Можно уважать права и мнения человека, даже не будучи с ним знакомым. Но самого человека ты сможешь уважать лишь после того, как найдёшь в нём что-то достойное этого слова.
«Потому что мы это можем» — вот оно, кредо любой власти с тех давних времён, когда сама идея власти над себе подобными зародилась в головах наших далёких предков.
... а пить в одиночестве — это всё равно, что в одиночку заниматься любовью...
...если ты не можешь вспомнить ни единой приятной вещи, хотя бы пустячной, связанной с каким-либо человеком, этот человек наверняка полнейшая скотина.
Прошлое — это написанный Судьбой роман, в котором сплетаются различные темы: любовь и даруемое ею счастье, ненависть и её пленники, человеческая душа и её цена. Мы формируем ткань повествования своими каждодневными решениями, не подозревая, как они отразятся на главной сюжетной линии.

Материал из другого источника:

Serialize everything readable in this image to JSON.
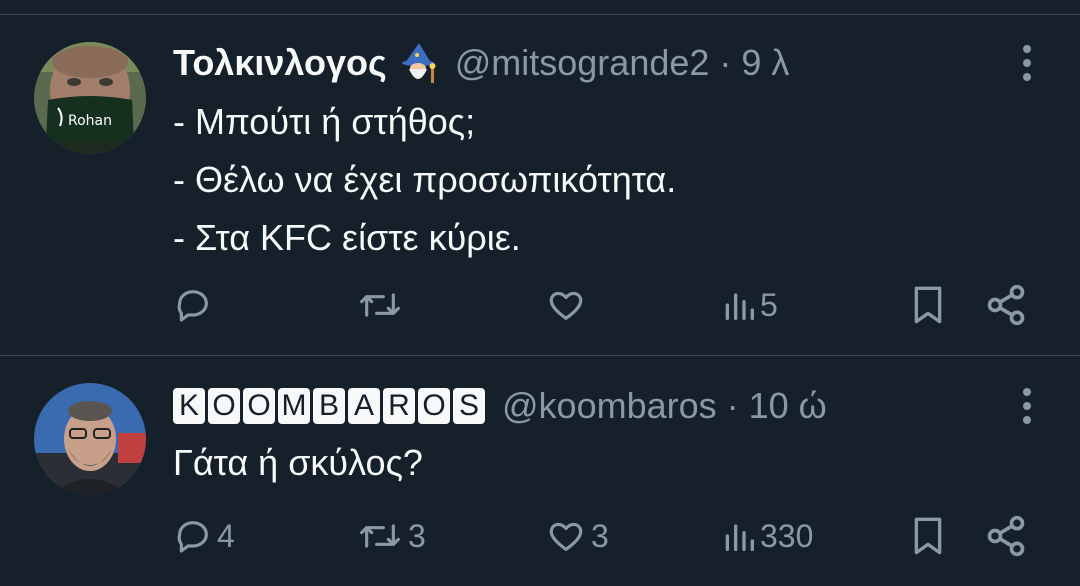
{
  "tweets": [
    {
      "name": "Τολκινλογος",
      "name_emoji": "wizard-emoji",
      "handle": "@mitsogrande2",
      "separator": "·",
      "time": "9 λ",
      "lines": [
        "- Μπούτι ή στήθος;",
        "- Θέλω να έχει προσωπικότητα.",
        "- Στα KFC είστε κύριε."
      ],
      "avatar_text": "Rohan",
      "counts": {
        "replies": "",
        "retweets": "",
        "likes": "",
        "views": "5"
      }
    },
    {
      "name_letters": [
        "K",
        "O",
        "O",
        "M",
        "B",
        "A",
        "R",
        "O",
        "S"
      ],
      "handle": "@koombaros",
      "separator": "·",
      "time": "10 ώ",
      "lines": [
        "Γάτα ή σκύλος?"
      ],
      "counts": {
        "replies": "4",
        "retweets": "3",
        "likes": "3",
        "views": "330"
      }
    }
  ],
  "colors": {
    "background": "#15202b",
    "text": "#f7f9f9",
    "muted": "#8b98a5",
    "divider": "#38444d"
  },
  "icons": [
    "reply-icon",
    "retweet-icon",
    "like-icon",
    "views-icon",
    "bookmark-icon",
    "share-icon",
    "more-icon"
  ]
}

Но в настоящем времени, в моменты принятия решений и возникновения связей, Судьба лишь наблюдает за развитием сюжета, оставляя нас наедине со своими ошибками или озарениями, потому что только наша собственная воля ведёт нас к тем или другим.
Кто-то однажды сказал, что уровень развития общества обратно пропорционален его готовности прибегнуть к насилию под влиянием громких речей на публике или действий отдельных людей в узком кругу.
Поверь, стоит лишь честно сказать всю правду о ком бы то ни было, и непременно найдутся желающие отомстить тебе за это.
Рабство не может быть упразднено системой, потому что система и есть рабство.
Каждому из нас полезно иной раз смирить свою гордыню, пасть ниц и признать, что ты не пуп земли, и что тебе есть чего стыдиться из тобой содеянного, как есть и за что благодарить других.
Внезапно я почувствовал усталость — этакую сердитую усталость, когда тебя раздражает всё вокруг, за исключением чего-то плоского, белого и с подушкой на одном конце.
Невозможно не проникнуться симпатией к человеку, который угощает тебя отменным кофе через несколько часов после твоего стремительного и совершенного опьянения.
Если друг хочет для тебя что-то сделать, не отвергай его, а прими предложение с благодарностью. В этом и заключается любовь.
Любовь — это то, что не имеет никакой ценности для посторонних, но дороже всего на свете для нас.
Знание становится знанием только тогда, когда его истинность очевидна собеседнику.
Я изучал всевозможные системы верований, учил молитвы на неведомых языках и молился с верующими при любой возможности, но все это связывало меня не с религиозной доктриной, а с самими людьми, с чистотой их веры. Часто у нас с ними оказывалось много общего — всё, в сущности, кроме их бога.